Lots of good comments here. I think there's many reasons, but AI in general is being quite hated on. It's sad to me - pre-GPT I literally researched how AI can be used to help people be more creative and support human workflows, but our pipelines around the AI are lacking right now. As for the hate, here's a few perspectives:

  • Training data is questionable/debatable ethics,
  • Amateur programmers don't build up the same "code muscle memory",
  • It's being treated as a sole author (generate all of this code for me) instead of like a ping-pong pair programmer,
  • The time saved writing code isn't being used to review and test the code more carefully than it was before,
  • The AI is being used for problem solving, where it's not ideal, as opposed to code-from-spec where it's much better,
  • Non-Local AI is scraping your (often confidential) data,
  • Environmental impact of the use of massive remote LLMs,
  • Can be used (according to execs, anyways) to replace entry level developers,
  • Devs can have too much faith in the output because they have weak code review skills compared to their code writing skills,
  • New programmers can bypass their learning and get an unrealistic perspective of their understanding; this one is most egregious to me as a CS professor, where students and new programmers often think the final answer is what's important and don't see the skills they strengthen along the way to the answer.

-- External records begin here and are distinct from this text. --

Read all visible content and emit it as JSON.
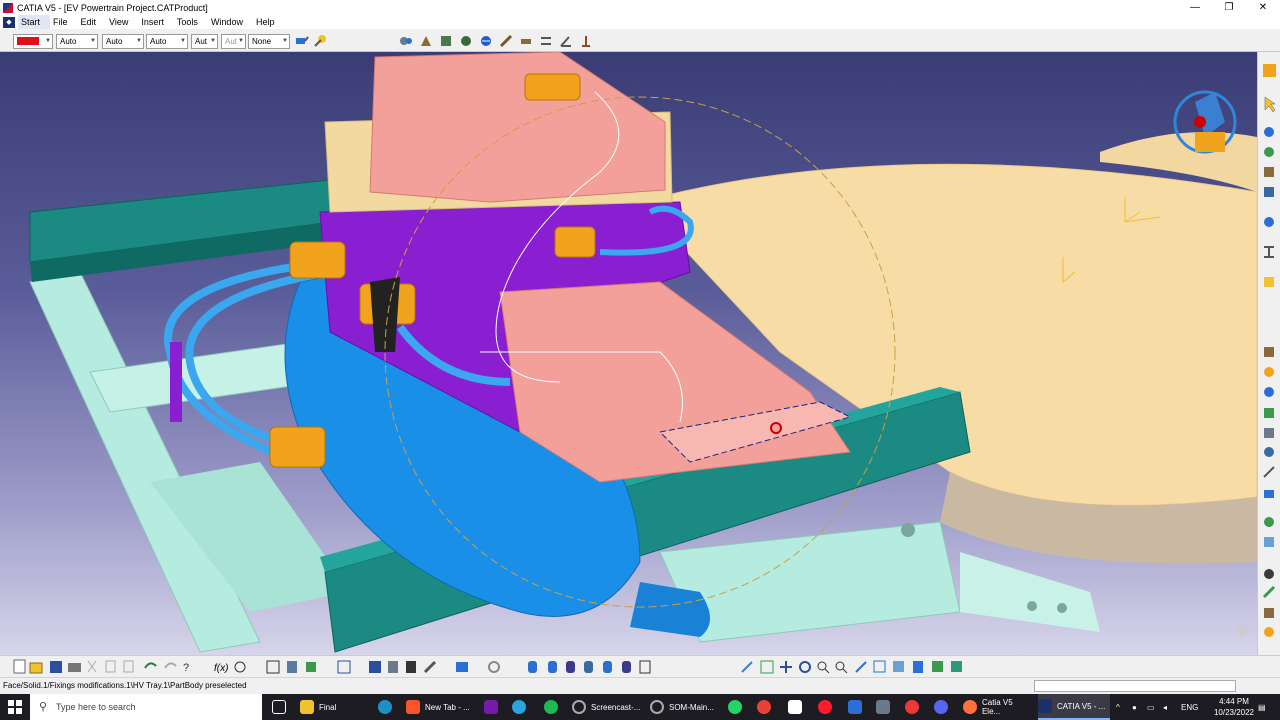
{
  "window": {
    "title": "CATIA V5 - [EV Powertrain Project.CATProduct]",
    "min": "—",
    "max": "❐",
    "close": "✕"
  },
  "menu": {
    "start": "Start",
    "file": "File",
    "edit": "Edit",
    "view": "View",
    "insert": "Insert",
    "tools": "Tools",
    "window": "Window",
    "help": "Help"
  },
  "props": {
    "line_type": "Auto",
    "thickness": "Auto",
    "weight": "Auto",
    "layer": "Aut",
    "point": "Aut",
    "style": "None",
    "color": "#e0101a"
  },
  "status": {
    "text": "Face/Solid.1/Fixings modifications.1\\HV Tray.1\\PartBody preselected"
  },
  "taskbar": {
    "search": "Type here to search",
    "apps": [
      {
        "label": "Final",
        "color": "#f2c12e"
      },
      {
        "label": "New Tab - ...",
        "color": "#fb542b"
      },
      {
        "label": "Screencast-...",
        "color": "#888"
      },
      {
        "label": "SOM-Main...",
        "color": "#999"
      },
      {
        "label": "Catia V5 Ele...",
        "color": "#ff7139"
      },
      {
        "label": "CATIA V5 - ...",
        "color": "#1b2f6b"
      }
    ],
    "lang": "ENG",
    "time": "4:44 PM",
    "date": "10/23/2022"
  },
  "colors": {
    "battery_pink": "#f4a09a",
    "tan": "#f2d9a0",
    "purple": "#8a1fd1",
    "teal": "#1a8a82",
    "mint": "#b6ece0",
    "cable": "#3aa7ee",
    "connector": "#f2a31e",
    "motor": "#1a8fe8",
    "floor": "#f7dca6"
  }
}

I like coding with local LLMs and asking occasional questions to larger ones, but the code on larger code bases (with these small, local models) is often pretty non-sensical, but improves with the right approach. Provide it documented functions, examples of a strong and consistent code style, write your test cases in advance so you can verify the outputs, use it as an extension of IDE capabilities (like generating repetitive lines) rather than replacing your problem solving.

I think there is a lot of reasons to hate on it, but I think it's because the reasons to use it effectively are still being figured out.

Some of my academic colleagues still hate IDEs because tab completion, fast compilers, in-line documentation, and automated code linting (to them) means you don't really need to know anything or follow any good practices, your editor will do it all for you, so you should just use vim or notepad. It'll take time to adopt and adapt.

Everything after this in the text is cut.